Murid Syekh Nawawi Al-Bantani datang dari berbagai penjuru dunia, hingga jadilah Syekh Nawawi Al-Bantani sebagai ulama yang dikenal piawai dalam ilmu agama terutama dalam bidang ilmu tauhid, fiqih, tafsir dan tasawuf.

Banyak santri-santri dari Indonesia yang datang berguru kepada beliau, di antaranya adalah Kiai Kholil Madura, Kiai Hasyim Asy'ari, Kiai Asnawi, Kiai Asy'ari Bawean, Kiai Tubagus Muhammad Asnawi, Kiai Najihun, Kiai Ilyas, Kiai Abdul Ghaffur, dan Kiai Tubagus Sukri dari jawa barat.

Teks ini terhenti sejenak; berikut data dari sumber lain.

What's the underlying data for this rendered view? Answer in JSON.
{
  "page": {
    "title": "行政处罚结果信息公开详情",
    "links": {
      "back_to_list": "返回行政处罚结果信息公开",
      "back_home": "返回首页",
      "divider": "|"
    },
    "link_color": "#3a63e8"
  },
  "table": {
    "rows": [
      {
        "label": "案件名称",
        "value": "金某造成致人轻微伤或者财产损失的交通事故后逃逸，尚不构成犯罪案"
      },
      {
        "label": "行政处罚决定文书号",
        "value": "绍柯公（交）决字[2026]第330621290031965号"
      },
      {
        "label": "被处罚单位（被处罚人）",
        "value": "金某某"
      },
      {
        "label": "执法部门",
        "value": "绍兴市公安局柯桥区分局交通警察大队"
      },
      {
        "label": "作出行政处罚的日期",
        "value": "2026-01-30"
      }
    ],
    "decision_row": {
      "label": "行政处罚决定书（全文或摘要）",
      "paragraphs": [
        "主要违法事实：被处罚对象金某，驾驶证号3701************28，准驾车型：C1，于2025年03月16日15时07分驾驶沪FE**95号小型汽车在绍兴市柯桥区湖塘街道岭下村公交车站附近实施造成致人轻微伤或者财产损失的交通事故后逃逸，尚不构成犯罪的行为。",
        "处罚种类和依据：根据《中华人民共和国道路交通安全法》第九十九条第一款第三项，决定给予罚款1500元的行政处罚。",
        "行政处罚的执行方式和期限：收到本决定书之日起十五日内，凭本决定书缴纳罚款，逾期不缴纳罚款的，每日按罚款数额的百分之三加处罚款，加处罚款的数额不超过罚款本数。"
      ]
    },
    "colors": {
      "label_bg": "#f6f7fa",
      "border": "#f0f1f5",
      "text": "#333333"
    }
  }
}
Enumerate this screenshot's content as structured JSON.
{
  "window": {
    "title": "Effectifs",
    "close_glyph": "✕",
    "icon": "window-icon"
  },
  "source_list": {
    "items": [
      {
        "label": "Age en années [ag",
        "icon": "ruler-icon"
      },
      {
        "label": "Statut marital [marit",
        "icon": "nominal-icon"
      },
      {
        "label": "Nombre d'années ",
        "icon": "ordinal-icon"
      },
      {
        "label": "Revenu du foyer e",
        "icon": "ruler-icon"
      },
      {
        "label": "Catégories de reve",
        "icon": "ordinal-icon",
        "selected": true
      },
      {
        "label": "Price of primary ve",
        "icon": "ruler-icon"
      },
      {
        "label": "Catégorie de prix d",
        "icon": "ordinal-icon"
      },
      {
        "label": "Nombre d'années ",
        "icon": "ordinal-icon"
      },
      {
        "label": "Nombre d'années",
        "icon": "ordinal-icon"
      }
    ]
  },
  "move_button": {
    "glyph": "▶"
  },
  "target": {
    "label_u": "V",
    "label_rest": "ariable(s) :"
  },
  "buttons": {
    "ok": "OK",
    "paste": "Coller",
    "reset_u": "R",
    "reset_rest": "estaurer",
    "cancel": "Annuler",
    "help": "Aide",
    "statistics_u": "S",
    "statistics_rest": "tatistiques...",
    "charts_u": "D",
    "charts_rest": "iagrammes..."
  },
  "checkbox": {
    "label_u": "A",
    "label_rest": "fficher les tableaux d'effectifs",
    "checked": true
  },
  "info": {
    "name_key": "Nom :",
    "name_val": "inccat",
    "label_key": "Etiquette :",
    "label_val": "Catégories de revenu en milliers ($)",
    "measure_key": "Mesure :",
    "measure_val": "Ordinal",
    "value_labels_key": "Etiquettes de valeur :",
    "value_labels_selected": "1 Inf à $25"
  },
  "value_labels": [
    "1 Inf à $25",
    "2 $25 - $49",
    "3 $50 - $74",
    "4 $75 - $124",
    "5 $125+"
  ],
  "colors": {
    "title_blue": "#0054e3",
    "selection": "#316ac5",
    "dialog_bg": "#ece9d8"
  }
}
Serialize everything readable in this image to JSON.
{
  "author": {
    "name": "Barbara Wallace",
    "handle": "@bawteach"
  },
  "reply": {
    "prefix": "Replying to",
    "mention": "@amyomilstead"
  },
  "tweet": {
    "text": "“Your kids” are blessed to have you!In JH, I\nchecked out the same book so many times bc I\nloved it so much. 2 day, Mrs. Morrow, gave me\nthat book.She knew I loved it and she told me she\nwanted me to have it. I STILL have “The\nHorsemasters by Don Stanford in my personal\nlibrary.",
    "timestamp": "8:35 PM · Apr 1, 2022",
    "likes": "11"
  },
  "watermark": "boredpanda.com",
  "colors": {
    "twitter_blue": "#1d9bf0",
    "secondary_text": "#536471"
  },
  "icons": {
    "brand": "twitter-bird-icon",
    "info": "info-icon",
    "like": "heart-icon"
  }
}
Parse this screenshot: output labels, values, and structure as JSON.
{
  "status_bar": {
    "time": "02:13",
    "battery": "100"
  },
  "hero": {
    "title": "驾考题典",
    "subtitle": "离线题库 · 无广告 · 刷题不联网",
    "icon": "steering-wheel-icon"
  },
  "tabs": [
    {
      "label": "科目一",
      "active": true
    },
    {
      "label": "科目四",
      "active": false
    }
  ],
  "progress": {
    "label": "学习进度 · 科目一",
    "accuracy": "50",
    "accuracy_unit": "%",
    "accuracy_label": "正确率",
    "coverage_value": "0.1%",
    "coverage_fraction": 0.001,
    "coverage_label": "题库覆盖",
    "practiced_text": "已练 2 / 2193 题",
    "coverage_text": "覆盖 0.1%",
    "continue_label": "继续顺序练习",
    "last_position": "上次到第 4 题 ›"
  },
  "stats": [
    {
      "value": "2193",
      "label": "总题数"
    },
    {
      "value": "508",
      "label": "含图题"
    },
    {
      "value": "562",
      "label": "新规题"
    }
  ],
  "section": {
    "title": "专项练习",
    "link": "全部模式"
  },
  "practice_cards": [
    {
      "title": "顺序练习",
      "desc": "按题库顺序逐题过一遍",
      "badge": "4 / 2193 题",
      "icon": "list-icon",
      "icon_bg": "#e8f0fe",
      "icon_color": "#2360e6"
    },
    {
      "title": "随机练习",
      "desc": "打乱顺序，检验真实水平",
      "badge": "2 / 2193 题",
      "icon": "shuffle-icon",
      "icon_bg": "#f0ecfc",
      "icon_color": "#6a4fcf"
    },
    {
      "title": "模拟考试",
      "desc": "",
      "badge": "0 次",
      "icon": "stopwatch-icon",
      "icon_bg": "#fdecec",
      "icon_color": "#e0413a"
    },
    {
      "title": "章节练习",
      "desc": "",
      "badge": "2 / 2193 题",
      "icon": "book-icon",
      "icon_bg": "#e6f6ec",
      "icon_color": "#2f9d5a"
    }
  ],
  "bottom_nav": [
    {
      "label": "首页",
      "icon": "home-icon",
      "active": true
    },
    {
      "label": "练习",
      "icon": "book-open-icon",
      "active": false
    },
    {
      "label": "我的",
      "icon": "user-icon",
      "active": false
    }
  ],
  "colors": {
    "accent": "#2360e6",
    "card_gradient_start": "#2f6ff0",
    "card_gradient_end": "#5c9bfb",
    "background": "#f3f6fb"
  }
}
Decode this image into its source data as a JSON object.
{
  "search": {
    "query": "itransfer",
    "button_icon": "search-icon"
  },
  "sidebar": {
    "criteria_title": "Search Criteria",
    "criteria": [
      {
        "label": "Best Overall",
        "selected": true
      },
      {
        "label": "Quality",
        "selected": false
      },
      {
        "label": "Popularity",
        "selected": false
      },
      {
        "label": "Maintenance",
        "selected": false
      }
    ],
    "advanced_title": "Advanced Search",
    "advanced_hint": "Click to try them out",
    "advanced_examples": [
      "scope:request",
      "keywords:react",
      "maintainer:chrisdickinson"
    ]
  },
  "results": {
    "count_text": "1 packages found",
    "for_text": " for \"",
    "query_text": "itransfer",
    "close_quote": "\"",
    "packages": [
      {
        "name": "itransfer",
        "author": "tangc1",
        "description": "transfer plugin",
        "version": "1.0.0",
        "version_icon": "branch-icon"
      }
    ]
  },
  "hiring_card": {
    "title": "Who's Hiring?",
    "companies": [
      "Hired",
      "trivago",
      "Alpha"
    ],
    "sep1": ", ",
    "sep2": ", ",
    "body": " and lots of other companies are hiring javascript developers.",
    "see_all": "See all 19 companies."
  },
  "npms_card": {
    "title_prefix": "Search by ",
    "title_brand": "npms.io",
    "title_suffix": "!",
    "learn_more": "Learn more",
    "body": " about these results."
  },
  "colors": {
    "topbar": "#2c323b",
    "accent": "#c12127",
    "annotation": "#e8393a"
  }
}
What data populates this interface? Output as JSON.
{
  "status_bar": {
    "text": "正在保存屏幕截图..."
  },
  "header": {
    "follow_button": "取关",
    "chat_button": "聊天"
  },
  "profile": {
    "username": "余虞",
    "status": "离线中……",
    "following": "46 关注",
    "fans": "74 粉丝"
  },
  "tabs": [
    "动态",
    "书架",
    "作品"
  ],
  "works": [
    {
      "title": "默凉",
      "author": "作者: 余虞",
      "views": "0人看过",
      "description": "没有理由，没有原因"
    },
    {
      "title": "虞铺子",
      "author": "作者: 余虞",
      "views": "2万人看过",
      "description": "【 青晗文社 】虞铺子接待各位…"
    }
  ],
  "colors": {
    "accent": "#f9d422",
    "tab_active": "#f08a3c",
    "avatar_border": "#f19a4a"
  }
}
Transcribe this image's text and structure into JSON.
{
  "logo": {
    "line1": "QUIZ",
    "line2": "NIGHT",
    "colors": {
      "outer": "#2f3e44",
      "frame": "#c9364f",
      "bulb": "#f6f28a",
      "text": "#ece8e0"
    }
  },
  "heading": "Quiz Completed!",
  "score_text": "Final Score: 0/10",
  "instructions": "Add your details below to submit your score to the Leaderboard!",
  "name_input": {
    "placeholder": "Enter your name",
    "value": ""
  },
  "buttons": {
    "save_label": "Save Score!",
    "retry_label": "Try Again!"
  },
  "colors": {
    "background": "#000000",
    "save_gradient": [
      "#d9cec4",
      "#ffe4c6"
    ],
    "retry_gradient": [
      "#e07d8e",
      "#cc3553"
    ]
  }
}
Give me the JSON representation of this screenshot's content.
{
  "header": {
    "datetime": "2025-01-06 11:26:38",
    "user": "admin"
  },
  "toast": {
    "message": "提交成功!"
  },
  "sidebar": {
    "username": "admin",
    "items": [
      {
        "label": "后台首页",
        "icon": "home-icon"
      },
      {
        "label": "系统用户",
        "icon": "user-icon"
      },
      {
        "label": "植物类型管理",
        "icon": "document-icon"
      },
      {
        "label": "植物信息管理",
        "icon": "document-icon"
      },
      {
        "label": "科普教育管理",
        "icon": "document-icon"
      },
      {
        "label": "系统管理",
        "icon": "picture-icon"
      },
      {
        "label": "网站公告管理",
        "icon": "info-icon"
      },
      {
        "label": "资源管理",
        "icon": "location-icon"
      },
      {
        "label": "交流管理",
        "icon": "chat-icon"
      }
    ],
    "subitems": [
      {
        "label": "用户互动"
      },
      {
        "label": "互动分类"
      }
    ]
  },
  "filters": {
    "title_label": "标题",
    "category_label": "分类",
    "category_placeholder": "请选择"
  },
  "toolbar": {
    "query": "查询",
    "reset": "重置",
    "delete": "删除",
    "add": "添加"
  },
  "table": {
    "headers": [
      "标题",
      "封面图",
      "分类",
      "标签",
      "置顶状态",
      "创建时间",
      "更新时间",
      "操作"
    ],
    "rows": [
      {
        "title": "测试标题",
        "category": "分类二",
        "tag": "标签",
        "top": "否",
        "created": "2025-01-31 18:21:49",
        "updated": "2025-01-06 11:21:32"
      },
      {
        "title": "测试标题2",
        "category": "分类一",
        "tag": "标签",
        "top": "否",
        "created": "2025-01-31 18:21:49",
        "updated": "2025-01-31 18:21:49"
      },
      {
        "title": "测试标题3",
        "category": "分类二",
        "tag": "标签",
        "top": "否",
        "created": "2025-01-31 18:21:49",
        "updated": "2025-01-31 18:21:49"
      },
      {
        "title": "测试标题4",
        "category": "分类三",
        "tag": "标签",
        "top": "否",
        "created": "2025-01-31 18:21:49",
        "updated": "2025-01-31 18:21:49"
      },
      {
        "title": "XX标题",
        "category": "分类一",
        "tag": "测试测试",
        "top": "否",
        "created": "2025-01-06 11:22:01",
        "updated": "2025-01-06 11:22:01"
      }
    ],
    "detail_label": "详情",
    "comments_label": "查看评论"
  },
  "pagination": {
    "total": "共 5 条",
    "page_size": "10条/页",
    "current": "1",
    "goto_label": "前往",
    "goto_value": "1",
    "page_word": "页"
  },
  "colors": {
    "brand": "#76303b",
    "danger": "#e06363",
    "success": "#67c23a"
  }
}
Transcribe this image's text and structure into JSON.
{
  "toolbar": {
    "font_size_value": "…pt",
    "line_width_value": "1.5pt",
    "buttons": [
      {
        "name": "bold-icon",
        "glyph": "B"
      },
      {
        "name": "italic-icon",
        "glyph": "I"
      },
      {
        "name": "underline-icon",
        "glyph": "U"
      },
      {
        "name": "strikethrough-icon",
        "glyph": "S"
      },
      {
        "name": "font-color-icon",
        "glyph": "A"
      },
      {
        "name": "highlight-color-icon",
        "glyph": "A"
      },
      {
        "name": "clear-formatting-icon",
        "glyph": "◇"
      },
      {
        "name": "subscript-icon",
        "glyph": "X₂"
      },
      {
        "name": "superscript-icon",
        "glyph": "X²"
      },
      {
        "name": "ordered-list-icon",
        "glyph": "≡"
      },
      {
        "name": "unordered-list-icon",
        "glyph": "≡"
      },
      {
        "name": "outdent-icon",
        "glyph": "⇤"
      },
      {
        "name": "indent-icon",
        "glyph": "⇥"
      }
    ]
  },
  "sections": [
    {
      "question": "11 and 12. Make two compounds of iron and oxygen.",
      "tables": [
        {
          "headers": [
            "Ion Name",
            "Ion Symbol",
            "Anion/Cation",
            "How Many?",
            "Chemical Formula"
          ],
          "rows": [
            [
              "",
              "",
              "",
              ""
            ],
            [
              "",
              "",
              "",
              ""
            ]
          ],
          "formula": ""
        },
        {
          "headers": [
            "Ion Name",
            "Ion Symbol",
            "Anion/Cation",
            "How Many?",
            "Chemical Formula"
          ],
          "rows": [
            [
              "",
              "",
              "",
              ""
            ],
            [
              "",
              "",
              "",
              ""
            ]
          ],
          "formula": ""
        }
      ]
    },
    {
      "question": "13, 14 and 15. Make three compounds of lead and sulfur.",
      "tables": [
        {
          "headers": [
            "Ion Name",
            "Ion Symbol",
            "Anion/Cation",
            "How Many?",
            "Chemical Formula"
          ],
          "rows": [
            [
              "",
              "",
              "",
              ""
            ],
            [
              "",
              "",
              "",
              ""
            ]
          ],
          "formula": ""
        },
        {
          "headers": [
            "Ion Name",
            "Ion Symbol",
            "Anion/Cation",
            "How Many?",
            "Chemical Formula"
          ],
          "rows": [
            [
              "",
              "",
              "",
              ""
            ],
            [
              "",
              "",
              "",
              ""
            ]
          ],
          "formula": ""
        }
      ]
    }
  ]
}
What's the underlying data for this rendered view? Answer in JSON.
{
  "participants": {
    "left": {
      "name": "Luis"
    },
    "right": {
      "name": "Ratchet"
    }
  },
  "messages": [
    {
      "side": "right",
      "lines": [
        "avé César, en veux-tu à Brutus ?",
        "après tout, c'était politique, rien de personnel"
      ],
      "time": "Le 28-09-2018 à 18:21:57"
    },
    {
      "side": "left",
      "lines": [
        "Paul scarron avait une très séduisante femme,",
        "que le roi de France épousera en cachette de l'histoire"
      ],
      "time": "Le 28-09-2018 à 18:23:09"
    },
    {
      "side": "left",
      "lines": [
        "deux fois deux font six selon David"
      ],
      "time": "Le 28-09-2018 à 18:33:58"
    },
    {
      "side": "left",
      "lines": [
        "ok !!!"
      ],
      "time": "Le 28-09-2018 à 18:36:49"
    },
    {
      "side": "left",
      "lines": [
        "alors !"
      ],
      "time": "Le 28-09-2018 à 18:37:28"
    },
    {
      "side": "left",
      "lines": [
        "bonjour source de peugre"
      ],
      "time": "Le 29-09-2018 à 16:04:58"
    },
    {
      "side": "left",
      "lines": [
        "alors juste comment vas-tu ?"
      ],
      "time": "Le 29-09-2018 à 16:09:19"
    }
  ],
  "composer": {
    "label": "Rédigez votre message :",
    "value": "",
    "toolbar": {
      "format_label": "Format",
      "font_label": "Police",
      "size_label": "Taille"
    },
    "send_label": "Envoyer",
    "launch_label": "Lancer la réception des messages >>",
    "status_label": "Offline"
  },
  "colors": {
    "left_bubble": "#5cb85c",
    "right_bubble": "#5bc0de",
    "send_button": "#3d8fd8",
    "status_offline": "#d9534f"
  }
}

Nama Syekh Nawawi Al-Bantani mulai terkenal ketika beliau ditunjuk sebagai Imam Masjidil Haram menggantikan Syekh Ahmad Khatib As Syambasi.

Tidak hanya di kota Mekkah dan kota Madinah saja Syekh Nawawi Al-Bantani dikenal, bahkan di Negara Suriah, Mesir, Turki hingga Hindustan namanya begitu terkenal.

Dalam pemahaman tasawuf, Syekh Nawawi Al-Bantani merupakan tokoh sufi beraliran Kodiriyah, aliran tersebut berdasarkan pemahaman pada ajaran Syekh Abdul Qadir Al-Jailani.

Pada ranah Tasawuf Syekh Nawawi Al-Bantani menulis kitab Salalimul Fudhala, yang di dasarkan pada teks pelajaran tasawuf, hidayah al adzkiya illa thariq al auliyal karya Zain ad Din al Malibari yang ditulis pada tahun 914 Hijriah atau 508 Masehi, kitab ini populel di pesantren-pesantren tanah jawa.

Syekh Nawawi Al-Bantani sering mengaku sebagai pengikut Imam Asy'ari atau Asy'ariyah, sebagai pengikut Imam Asy'ari.

Syekh Nawawi Al-Bantani memperkenalkan konsep sifat-sifat Allah SWT.

Dengan demikian seorang muslim harus mempercayai bahwa Allah memiliki sifat yang dapat diketahui dari perbuatannya, karena sifat Allah adalah perbuatannya.

Untuk menjelaskan kepada pembaca awam, Syekh Nawawi Al-Bantani membagi sifat Allah dalam tiga bagian yaitu wajib, mustahil dan jaiz.

Dari penjabaran tersebut sifat wajib memiliki sifat tasdih yang melekat pada Allah SWT, dan mustahil tidak adanya.

Sedangkan sifat mustahil merupakan sifat yang pasti tidak ada pada Allah SWT dan wajib tidak adanya.

Sedangkan sifat jaiz atau mungkin adalah sifat yang boleh ada dan boleh tidak ada pada Allah.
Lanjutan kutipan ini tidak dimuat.